Is Meditation for you?

The patient called up to ask about her diagnosis, saying she’s applying for a meditation course (V******), and she’d have to clarify all her illness and past medical history, and also the type of medicine she’s taking and what they’re for.

This patient recently had a relapse and came back to us. She made the call just few days after the visit.

This is a course completely non-commercial. The participants only have to do some donations after the 10-day course, so that the course can continue to benefit others (especially if you find it beneficial, you’ll probably like to donate more, so more people get the benefits). It teaches some mindfulness training, and you explore yourself and your mind “deeply”. (to understand the course better you should visit their website or contact the relevant personnel, it’s not the focus here).

In the past there have been patients from the clinic who went for those meditation courses, whether they are commercial or not those courses usually lead people to a better, calmer self with clearer insight and mind. But unfortunately, quite a few of them had a relapse after attending those courses. Some of them have to quit half-way.

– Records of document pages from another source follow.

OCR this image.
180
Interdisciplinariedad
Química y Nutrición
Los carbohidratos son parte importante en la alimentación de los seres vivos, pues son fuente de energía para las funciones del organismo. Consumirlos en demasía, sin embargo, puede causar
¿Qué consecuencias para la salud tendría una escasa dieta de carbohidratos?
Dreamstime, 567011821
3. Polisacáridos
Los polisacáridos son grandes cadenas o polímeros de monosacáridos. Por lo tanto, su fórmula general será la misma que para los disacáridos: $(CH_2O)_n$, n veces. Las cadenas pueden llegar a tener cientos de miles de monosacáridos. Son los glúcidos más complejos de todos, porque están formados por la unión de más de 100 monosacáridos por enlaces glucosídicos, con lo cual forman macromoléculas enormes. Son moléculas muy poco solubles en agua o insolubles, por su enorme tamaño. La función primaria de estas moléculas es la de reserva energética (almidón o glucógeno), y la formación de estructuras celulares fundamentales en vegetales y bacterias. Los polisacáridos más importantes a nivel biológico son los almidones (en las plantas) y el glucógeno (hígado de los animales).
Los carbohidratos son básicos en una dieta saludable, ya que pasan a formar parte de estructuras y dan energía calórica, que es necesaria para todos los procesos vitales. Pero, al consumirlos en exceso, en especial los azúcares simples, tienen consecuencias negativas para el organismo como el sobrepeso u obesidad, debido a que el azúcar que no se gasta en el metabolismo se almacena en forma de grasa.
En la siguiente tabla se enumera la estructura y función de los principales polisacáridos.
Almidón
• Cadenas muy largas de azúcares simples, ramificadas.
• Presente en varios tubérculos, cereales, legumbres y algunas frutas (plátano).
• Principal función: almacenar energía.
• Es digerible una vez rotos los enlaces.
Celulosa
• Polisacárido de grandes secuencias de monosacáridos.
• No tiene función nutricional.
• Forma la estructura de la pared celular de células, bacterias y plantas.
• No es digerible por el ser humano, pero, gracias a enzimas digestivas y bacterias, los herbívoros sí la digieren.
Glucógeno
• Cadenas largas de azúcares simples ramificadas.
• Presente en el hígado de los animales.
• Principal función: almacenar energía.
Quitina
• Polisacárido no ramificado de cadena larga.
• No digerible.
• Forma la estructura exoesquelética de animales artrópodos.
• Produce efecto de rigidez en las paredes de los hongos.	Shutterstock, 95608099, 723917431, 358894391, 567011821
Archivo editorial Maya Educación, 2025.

I’m not saying that those courses are bad, since mindfulness training and meditation are found to be beneficial for most people; but they may not be suitable for certain group of people, e.g. those who have a mental illness history, or still currently take medication or undergo psychotherapy for their psychological problems. This is especially the case when the problems are psychotic related or based as their psychotic symptoms (e.g. visual/auditory hallucinations) may be exaggerated during meditation. An assessment by the attending clinician may be more appropriate before going for it.

Paranoia? Anorexia? Body Dysmorphic Disorder?

It was first suspected that she has Othello Syndrome (morbid jealousy, case study here). When she came, she just split from her boyfriend and was having suicidal thoughts. The mother said she was constantly checking on the boyfriend, his phones, his whereabouts, his friends etc (similar to the case here). She was also hearing voices, very bad-tempered, having very unstable mood and insomnia.

Few days after she started taking anti-depressant and anti-psychotic medicine, she called up and asked if she could take weight loss pill “L*** B***”, she said it helps to lose body fat only, will not lead to diarrhea. So she was told ok to take this weight loss pill along with her medicine.

Few weeks later, the mother called and questioned us, why we allowed patient to take weight loss pills. Mother said patient has been taking the pills, along with laxative pills (for constipation) excessively, she could take over 20 tablets a day, and purging herself (to vomit). She’s in fact only 43 kgs when she first came to see us, she doesn’t need to lose any weight. But our position is to tell patient that the weight loss pill is safe to be taken with our medicine, but that’s obviously based on the fact that patient is taking it accordingly. It’s not our position to advice patient regarding her weight (we can do so, but we can’t stop her). It also important to note here that if the pill will cause diarrhea or vomit then it won’t be suitable to take with medicine.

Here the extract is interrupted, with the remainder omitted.